Слава богу! А то бы сейчас спалился. Вот значит как, больной зашел, кнопочку нажала, магнитофон записывает всё. Потом анализируют. А хорошая девочка Илона меня прилежно контролирует.
— Какие еще тебе даны указания?
— Каждый день писать рапорт, описывать всё происшедшее.
— Ты детально опишешь всё, что было сегодня?
— Нет.
— Что не опишешь и почему?
— Не напишу, что вначале был конфликт. Потому что это покажет мою некомпетентность. И потому что мне тебя жалко.

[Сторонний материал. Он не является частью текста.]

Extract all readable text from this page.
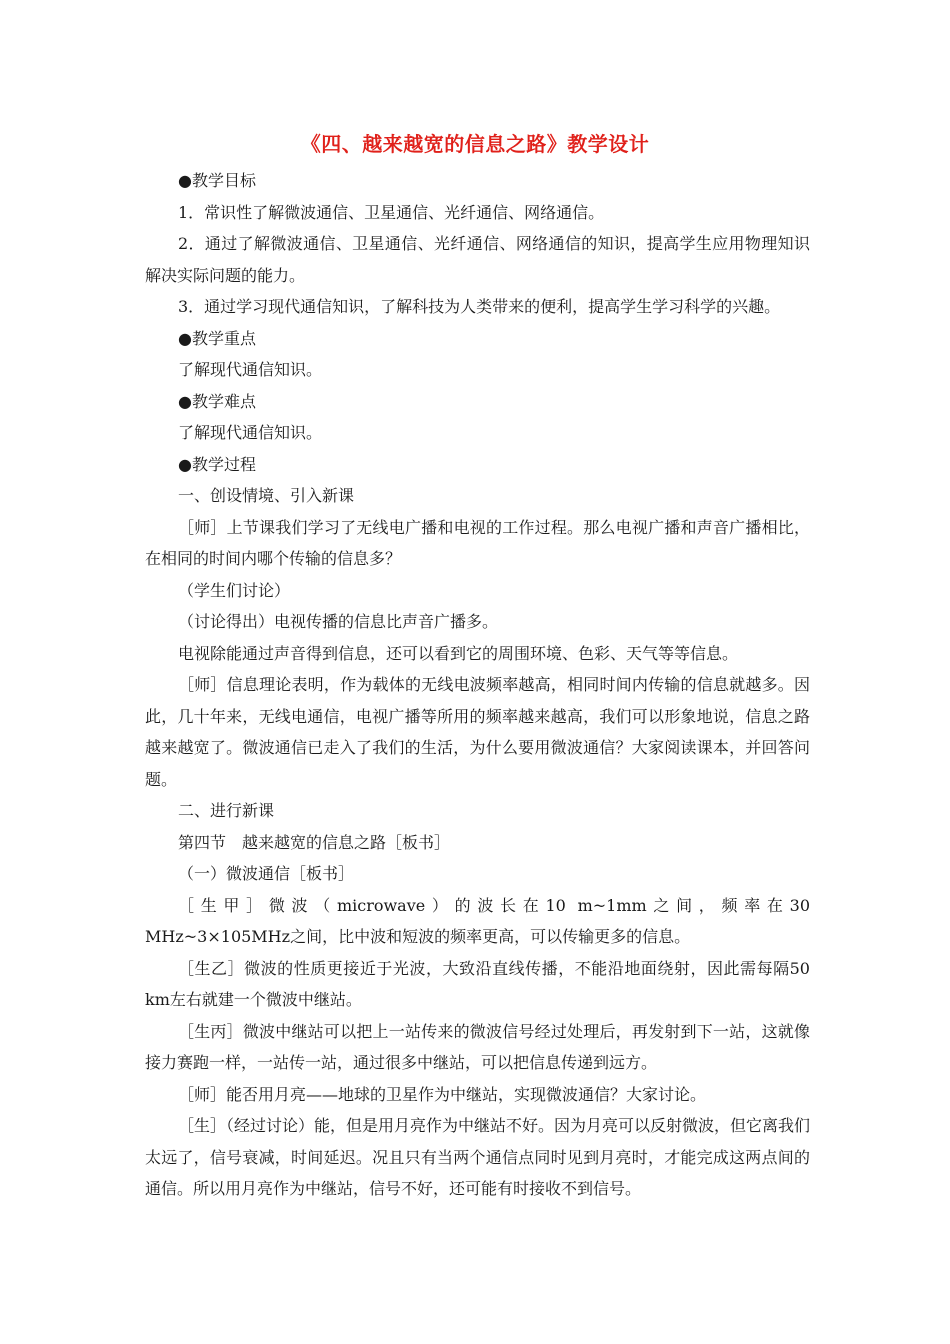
《四、越来越宽的信息之路》教学设计

●教学目标

1．常识性了解微波通信、卫星通信、光纤通信、网络通信。

2．通过了解微波通信、卫星通信、光纤通信、网络通信的知识，提高学生应用物理知识解决实际问题的能力。

3．通过学习现代通信知识，了解科技为人类带来的便利，提高学生学习科学的兴趣。

●教学重点

了解现代通信知识。

●教学难点

了解现代通信知识。

●教学过程

一、创设情境、引入新课

［师］上节课我们学习了无线电广播和电视的工作过程。那么电视广播和声音广播相比，在相同的时间内哪个传输的信息多？

（学生们讨论）

（讨论得出）电视传播的信息比声音广播多。

电视除能通过声音得到信息，还可以看到它的周围环境、色彩、天气等等信息。

［师］信息理论表明，作为载体的无线电波频率越高，相同时间内传输的信息就越多。因此，几十年来，无线电通信，电视广播等所用的频率越来越高，我们可以形象地说，信息之路越来越宽了。微波通信已走入了我们的生活，为什么要用微波通信？大家阅读课本，并回答问题。

二、进行新课

第四节　越来越宽的信息之路［板书］

（一）微波通信［板书］

［生甲］微波（microwave）的波长在10 m~1mm之间，频率在30 MHz~3×105MHz之间，比中波和短波的频率更高，可以传输更多的信息。

［生乙］微波的性质更接近于光波，大致沿直线传播，不能沿地面绕射，因此需每隔50 km左右就建一个微波中继站。

［生丙］微波中继站可以把上一站传来的微波信号经过处理后，再发射到下一站，这就像接力赛跑一样，一站传一站，通过很多中继站，可以把信息传递到远方。

［师］能否用月亮——地球的卫星作为中继站，实现微波通信？大家讨论。

［生］（经过讨论）能，但是用月亮作为中继站不好。因为月亮可以反射微波，但它离我们太远了，信号衰减，时间延迟。况且只有当两个通信点同时见到月亮时，才能完成这两点间的通信。所以用月亮作为中继站，信号不好，还可能有时接收不到信号。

Ей меня жалко? Офигеть. Ладно бы сказала, что влюбилась с первого взгляда. Продолжим.
— Почему жалко?
— Ты выглядел таким измотанным. Уставшим.
— Я тебе нравлюсь? Как мужчина.
— Нет.
— Почему?
— Ты слишком молодой. И не в моем вкусе.
Ну и ладно. Ты тоже не в моем вкусе. Трогаю её за плечо, никакой реакции. Да, с ней в таком состоянии можно делать всё, что захочу. От одной мысли сразу возбуждаюсь. Нет, спокойно, таких глупостей делать не нужно. Это во-первых подло, во-вторых неинтересно. Все равно, что с пьяной в хлам. Всё, хватит.
— Сейчас по моей команде ты проснешься, будешь чувствовать себя бодрой и довольной. Всё о чём говорили, ты забыла и никогда не вспомнишь. Когда я назову цифру пять, ты проснешься. Один, два, три, четыре, пять!